[J1第2ステージ13節]浦和3-0広島/9月25日/埼玉
 
 リーグ戦3試合連続でスタメン出場となった高木俊幸は、特別な想いを抱いて広島戦に臨んでいた。広島は浦和のライバルであるのに加え、昨季7月の対戦では自身のPK失敗でチームの無敗記録を止めてしまった因縁の相手。そして、小学校の頃から付き合いのある友人の父親がなくなったと報告を受け、「自分が点を取って友だちとその家族に元気を与えられたら」といっそう結果を追い求める気持ちが強くなったという。
 
 歓喜の瞬間が訪れたのは、2-0で迎えた60分。

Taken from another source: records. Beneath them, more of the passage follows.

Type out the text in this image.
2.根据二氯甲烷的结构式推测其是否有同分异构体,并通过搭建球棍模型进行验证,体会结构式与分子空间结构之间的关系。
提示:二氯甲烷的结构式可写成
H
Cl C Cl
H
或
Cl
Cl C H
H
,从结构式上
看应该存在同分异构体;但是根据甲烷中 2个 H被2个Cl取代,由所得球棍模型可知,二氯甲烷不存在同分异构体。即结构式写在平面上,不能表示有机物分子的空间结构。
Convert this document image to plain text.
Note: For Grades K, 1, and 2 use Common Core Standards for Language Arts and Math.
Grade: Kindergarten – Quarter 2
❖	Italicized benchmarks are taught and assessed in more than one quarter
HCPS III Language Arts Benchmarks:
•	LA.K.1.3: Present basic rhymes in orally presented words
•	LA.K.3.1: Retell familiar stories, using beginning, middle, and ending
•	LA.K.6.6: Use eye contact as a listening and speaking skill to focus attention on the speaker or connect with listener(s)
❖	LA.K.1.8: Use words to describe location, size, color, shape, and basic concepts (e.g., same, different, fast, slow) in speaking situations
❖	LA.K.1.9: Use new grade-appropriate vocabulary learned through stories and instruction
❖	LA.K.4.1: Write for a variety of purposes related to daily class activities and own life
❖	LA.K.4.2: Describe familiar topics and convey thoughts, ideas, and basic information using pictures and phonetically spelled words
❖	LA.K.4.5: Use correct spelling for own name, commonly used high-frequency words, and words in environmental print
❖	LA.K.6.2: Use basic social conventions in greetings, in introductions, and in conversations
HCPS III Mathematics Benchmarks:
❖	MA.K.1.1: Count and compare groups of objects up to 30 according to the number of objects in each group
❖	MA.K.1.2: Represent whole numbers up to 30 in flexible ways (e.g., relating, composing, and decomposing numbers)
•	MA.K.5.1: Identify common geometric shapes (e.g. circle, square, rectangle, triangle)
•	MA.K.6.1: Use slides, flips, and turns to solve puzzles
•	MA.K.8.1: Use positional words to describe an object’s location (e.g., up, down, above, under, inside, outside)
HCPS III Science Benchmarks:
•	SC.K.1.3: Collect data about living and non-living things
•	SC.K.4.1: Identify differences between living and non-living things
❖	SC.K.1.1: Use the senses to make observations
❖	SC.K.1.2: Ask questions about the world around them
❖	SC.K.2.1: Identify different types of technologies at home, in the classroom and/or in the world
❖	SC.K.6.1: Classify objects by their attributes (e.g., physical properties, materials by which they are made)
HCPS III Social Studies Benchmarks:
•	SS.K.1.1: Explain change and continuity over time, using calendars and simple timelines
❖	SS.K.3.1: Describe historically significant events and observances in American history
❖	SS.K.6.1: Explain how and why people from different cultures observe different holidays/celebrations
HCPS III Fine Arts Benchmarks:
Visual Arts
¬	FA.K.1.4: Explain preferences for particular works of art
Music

高木は広島が反撃を試みようと前に出てきたところで、最終ラインの裏を取って宇賀神友弥のパスに抜け出すと、飛び出してくるGKをあざ笑うかのような強烈なシュートをゴール右隅に突き刺した。今季リーグ戦10試合目で、待望の初ゴールだった。
 
「ようやく(ゴールを)取れました。変に執着心があったわけではないけど、広島は去年本当に悔しい想いをさせられた相手だったし、その気持ちが晴らせて本当に嬉しいです。得点シーンは得意な形だったので、これはもらったかなというような。でも、特に何も考えず、コースも最初からあっち(右)と決めて打った。『来て、止めて、はい』みたいな感じでした(笑)」
 
 この日はゴールだけではない。50分には柏木陽介との連係で左サイドを崩し、興梠慎三の得点をアシスト。さらに言えば、先制点の場面でも、武藤雄樹の折り返しに合わせてゴール前に飛び込み、オウンゴールを誘発している。出し手の武藤も、「オウンゴールになりましたけど、そのままでもトシ(高木)が決めてくれていたと思う」と称える動きだった。
 
 ルヴァンカップ準々決勝で2試合連続ゴールを決めるなど、好調を維持している。その一方で、前節のFC東京戦では自身に代わって出場した李忠成が逆転勝利の口火を切り、興梠も広島戦で2試合連続得点。優勝争いが佳境を迎えるなか、前線のポジション争いも激しさを増している。それでも、今の高木にはその緊迫感を楽しむだけの心の余裕がある。
 
「前節は逆にチュンくん(李)が決めて、悔しい思いをしたので、今日の結果はいろんな意味で自分にとって大きい。今はみんなが得点に絡めているし、チームとしてはこれ以上ない良い状態にあると思います。ピッチでプレーしている時は本当に楽しいですよ」
 
 このまま勝ち続けて優勝する――。充実の時を過ごす背番号13は、頂点を目指して走り続ける。